Going For Growth: Infrastructure Funding And Financing Act Changes To Enable Flexible Growth
Simon
Court
Parliamentary Under-Secretary
to
the Minister for
Infrastructure
Parliamentary Under-Secretary for Infrastructure Simon Court has today announced decisions to reform the Infrastructure Funding and Financing Act (IFFA) to help growth pay for growth in a way that is more responsive to demand.
“The IFFA’s primary focus is to facilitate the delivery of infrastructure for housing in a responsive way. Providing for this ‘demand-led’ growth is a key part of Minister Bishop’s ‘Going for Housing Growth’ programme.
“The IFFA involves the establishment of a ‘special purpose vehicle’ to finance the infrastructure needed to enable development, which is repaid by levying the properties which benefit – all off councils’ balance sheets. This reduces reliance on ratepayers to cross-subsidise growth infrastructure, facilitating growth that is more commercially viable.
“It was born out of a market innovation success story, where a developer established a pathway to build the infrastructure needed for the Milldale development without having to contend with council infrastructure funding and debt constraints.

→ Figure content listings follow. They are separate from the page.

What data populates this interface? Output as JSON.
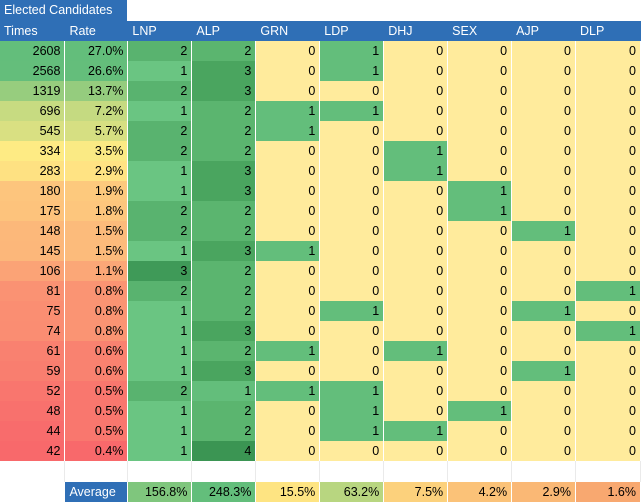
{
  "title": "Elected Candidates",
  "headers": [
    "Times",
    "Rate",
    "LNP",
    "ALP",
    "GRN",
    "LDP",
    "DHJ",
    "SEX",
    "AJP",
    "DLP"
  ],
  "rows": [
    [
      "2608",
      "27.0%",
      "2",
      "2",
      "0",
      "1",
      "0",
      "0",
      "0",
      "0"
    ],
    [
      "2568",
      "26.6%",
      "1",
      "3",
      "0",
      "1",
      "0",
      "0",
      "0",
      "0"
    ],
    [
      "1319",
      "13.7%",
      "2",
      "3",
      "0",
      "0",
      "0",
      "0",
      "0",
      "0"
    ],
    [
      "696",
      "7.2%",
      "1",
      "2",
      "1",
      "1",
      "0",
      "0",
      "0",
      "0"
    ],
    [
      "545",
      "5.7%",
      "2",
      "2",
      "1",
      "0",
      "0",
      "0",
      "0",
      "0"
    ],
    [
      "334",
      "3.5%",
      "2",
      "2",
      "0",
      "0",
      "1",
      "0",
      "0",
      "0"
    ],
    [
      "283",
      "2.9%",
      "1",
      "3",
      "0",
      "0",
      "1",
      "0",
      "0",
      "0"
    ],
    [
      "180",
      "1.9%",
      "1",
      "3",
      "0",
      "0",
      "0",
      "1",
      "0",
      "0"
    ],
    [
      "175",
      "1.8%",
      "2",
      "2",
      "0",
      "0",
      "0",
      "1",
      "0",
      "0"
    ],
    [
      "148",
      "1.5%",
      "2",
      "2",
      "0",
      "0",
      "0",
      "0",
      "1",
      "0"
    ],
    [
      "145",
      "1.5%",
      "1",
      "3",
      "1",
      "0",
      "0",
      "0",
      "0",
      "0"
    ],
    [
      "106",
      "1.1%",
      "3",
      "2",
      "0",
      "0",
      "0",
      "0",
      "0",
      "0"
    ],
    [
      "81",
      "0.8%",
      "2",
      "2",
      "0",
      "0",
      "0",
      "0",
      "0",
      "1"
    ],
    [
      "75",
      "0.8%",
      "1",
      "2",
      "0",
      "1",
      "0",
      "0",
      "1",
      "0"
    ],
    [
      "74",
      "0.8%",
      "1",
      "3",
      "0",
      "0",
      "0",
      "0",
      "0",
      "1"
    ],
    [
      "61",
      "0.6%",
      "1",
      "2",
      "1",
      "0",
      "1",
      "0",
      "0",
      "0"
    ],
    [
      "59",
      "0.6%",
      "1",
      "3",
      "0",
      "0",
      "0",
      "0",
      "1",
      "0"
    ],
    [
      "52",
      "0.5%",
      "2",
      "1",
      "1",
      "1",
      "0",
      "0",
      "0",
      "0"
    ],
    [
      "48",
      "0.5%",
      "1",
      "2",
      "0",
      "1",
      "0",
      "1",
      "0",
      "0"
    ],
    [
      "44",
      "0.5%",
      "1",
      "2",
      "0",
      "1",
      "1",
      "0",
      "0",
      "0"
    ],
    [
      "42",
      "0.4%",
      "1",
      "4",
      "0",
      "0",
      "0",
      "0",
      "0",
      "0"
    ]
  ],
  "average": {
    "label": "Average",
    "values": [
      "156.8%",
      "248.3%",
      "15.5%",
      "63.2%",
      "7.5%",
      "4.2%",
      "2.9%",
      "1.6%"
    ]
  },
  "colors": {
    "header_bg": "#2f6fb6",
    "header_text": "#ffffff",
    "zero_yellow": "#ffeb9c",
    "one_green": "#63be7b",
    "avg_high_green": "#63be7b",
    "avg_low_orange": "#f8a870",
    "rate_high": "#63be7b",
    "rate_low": "#f8696b"
  }
}
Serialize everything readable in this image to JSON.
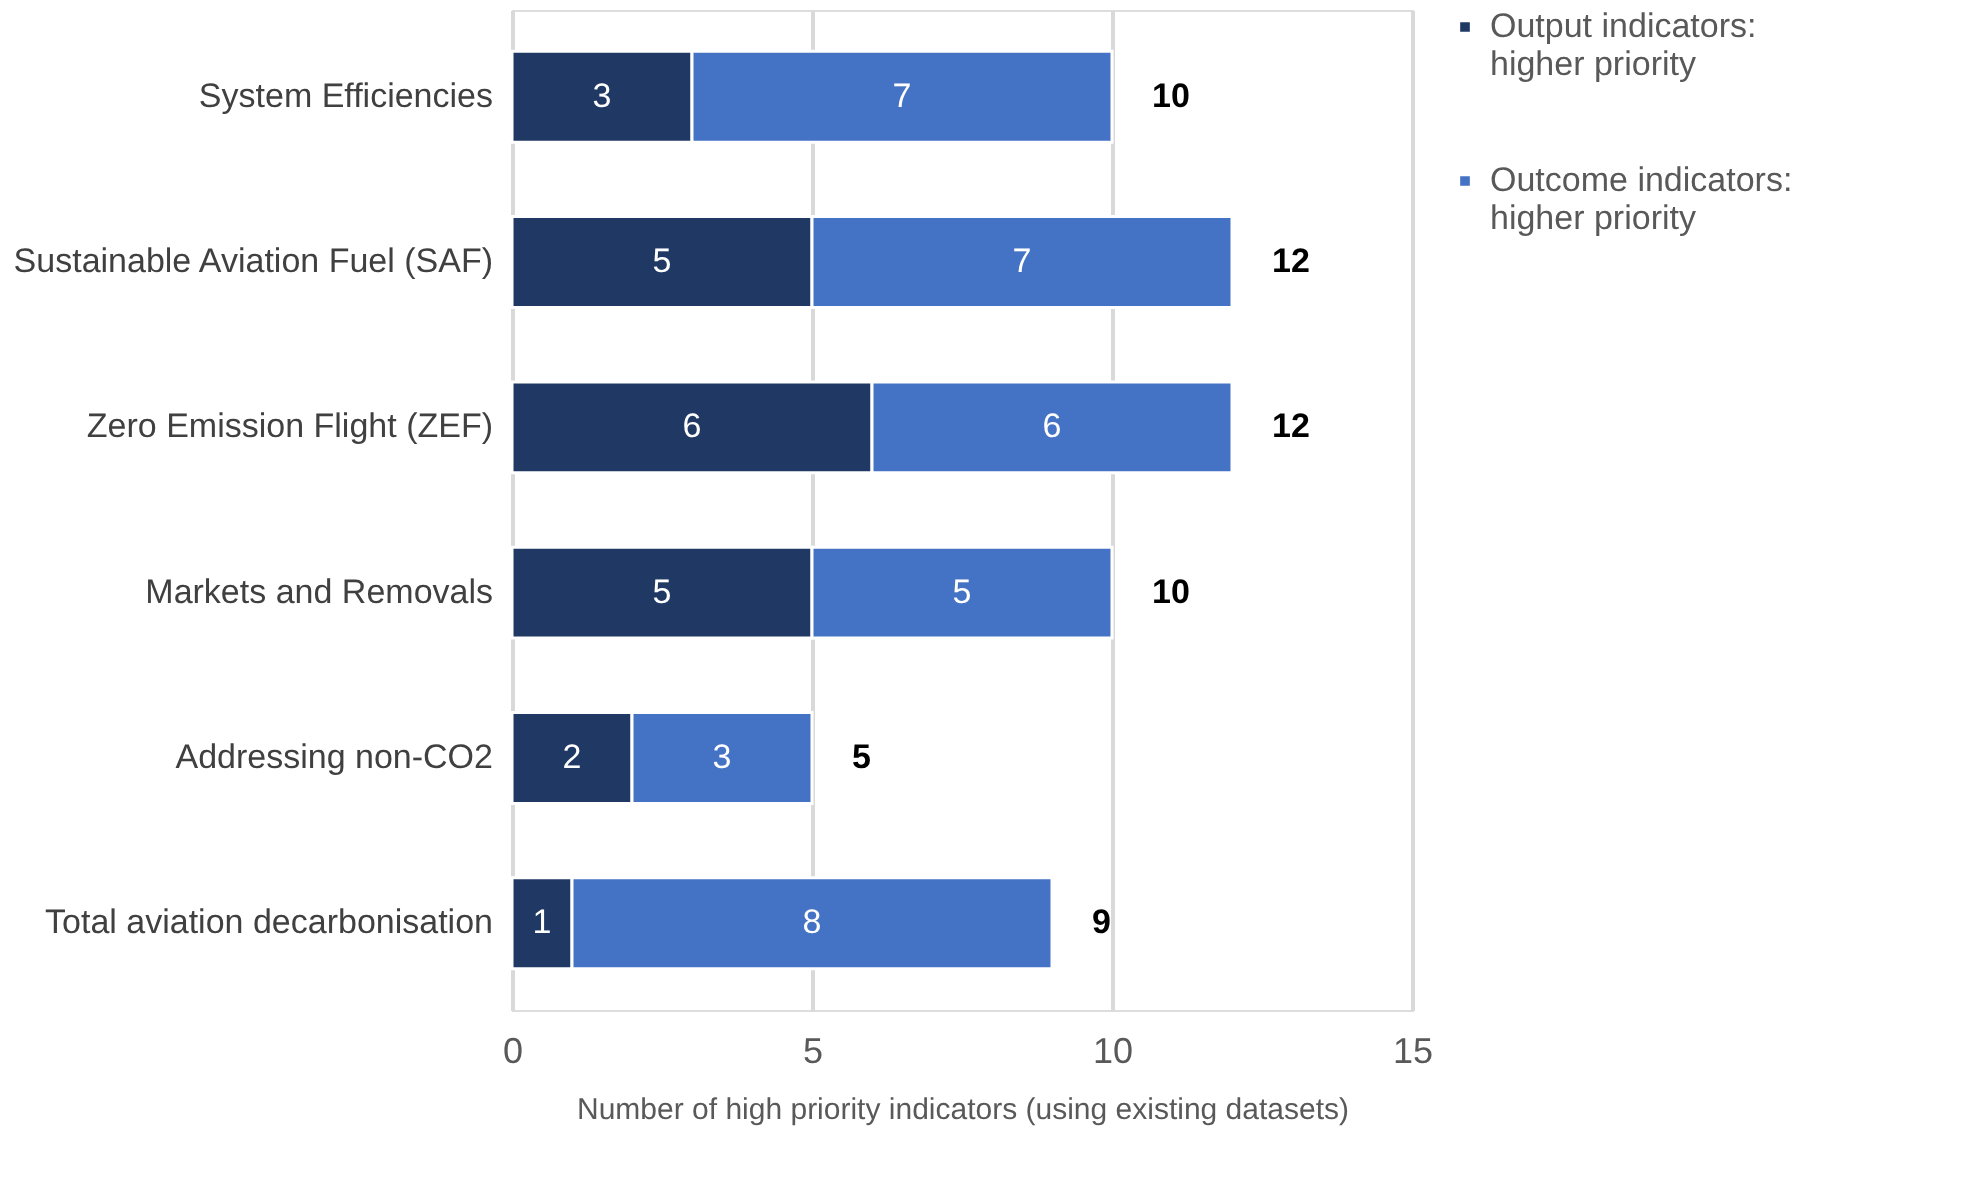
{
  "chart_data": {
    "type": "bar",
    "orientation": "horizontal",
    "stacked": true,
    "categories": [
      "System Efficiencies",
      "Sustainable Aviation Fuel (SAF)",
      "Zero Emission Flight (ZEF)",
      "Markets and Removals",
      "Addressing non-CO2",
      "Total aviation decarbonisation"
    ],
    "series": [
      {
        "name": "Output indicators: higher priority",
        "color": "#1f3864",
        "values": [
          3,
          5,
          6,
          5,
          2,
          1
        ]
      },
      {
        "name": "Outcome indicators: higher priority",
        "color": "#4472c4",
        "values": [
          7,
          7,
          6,
          5,
          3,
          8
        ]
      }
    ],
    "totals": [
      "10",
      "12",
      "12",
      "10",
      "5",
      "9"
    ],
    "xlabel": "Number of high priority indicators (using existing datasets)",
    "xlim": [
      0,
      15
    ],
    "xticks": [
      0,
      5,
      10,
      15
    ],
    "grid": "x",
    "legend": "right",
    "data_labels": true
  }
}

“Yet, while it was intended to codify this approach to replicate this success, the IFFA has fallen short of delivering additional infrastructure needed to respond to growth.
“We’re aware of limitations and unnecessary, bureaucratic hurdles that add cost and inhibit its potential to deliver, which is why we’ve committed to a range of changes.”
Key changes include:
Expanding uptake and use cases
- Extending access to a variety of users including water entities under Local Water Done Well and NZTA as part of a funding stack for transport infrastructure investment where it increases development capacity.
- Supporting developer-led proposals including by requiring levy and infrastructure authorities like councils to provide the necessary endorsements where statutory requirements are met, limiting avenues for councils to obstruct approval.
- Enabling levy deferrals so where affordability is an issue there are options for property owners to defer payment to a later date or until a specified triggering event.
- Clarifying project eligibility to explicitly include projects commissioned up to two years prior to the levy proposal submission.
- Enabling use for development levies by removing the requirement that there be a direct link between an IFFA levy and an infrastructure project where the IFFA is to be used to finance payment of development levies.
Streamlining levy development and approval
- Rationalising information and endorsement requirements by removing duplicative and largely redundant requirements and ensuring levy documentation delivers the right information, in the right format, to the right people, to get the right decisions.
- Removing unnecessary steps, including removing the ministerial affordability assessment where a developer has either been the proponent, or where all affected parties have agreed.
Other changes to increase certainty and confidence
- Providing SPVs certainty by clarifying their ability to directly commence recovery action for unpaid levies.
- Ensuring that councils can request to be reimbursed for costs which are incurred in administering levies, as a condition for providing the necessary endorsements.
- Clarifying protected Māori land provisions to fix an ambiguity around protection as it relates to general land which was formerly Māori freehold land.
- Preventing double dipping by ensuring IFFA levies and development levies cannot be used to pay the same cost twice.
“These changes will deliver a more usable pathway that can be accessed by developers and others to deliver infrastructure that may not have been planned for by councils.
“Together with the other infrastructure levers announced today, and the wider programme of change through Going for Housing Growth, these changes will contribute to a more balanced system that accommodates flexible, demand-led growth.”
Notes:
- There are a range of additional details and minor, technical, and remedial changes that will be confirmed.
- National Infrastructure Funding and Financing Limited, formerly Crown Infrastructure Partners, retains a key role in facilitating these transactions, and is a front-door for stakeholders seeking to access the IFFA.
- There is an existing protection for general land which was previously Māori freehold land where that land is still owned by the persons (or their descendants) who beneficially owned the land immediately before it ceased to be Māori land. The change being made clarifies an unintended ambiguity to confirm land is not still protected Māori land if subsequently sold and bought by someone else who happens to be Māori.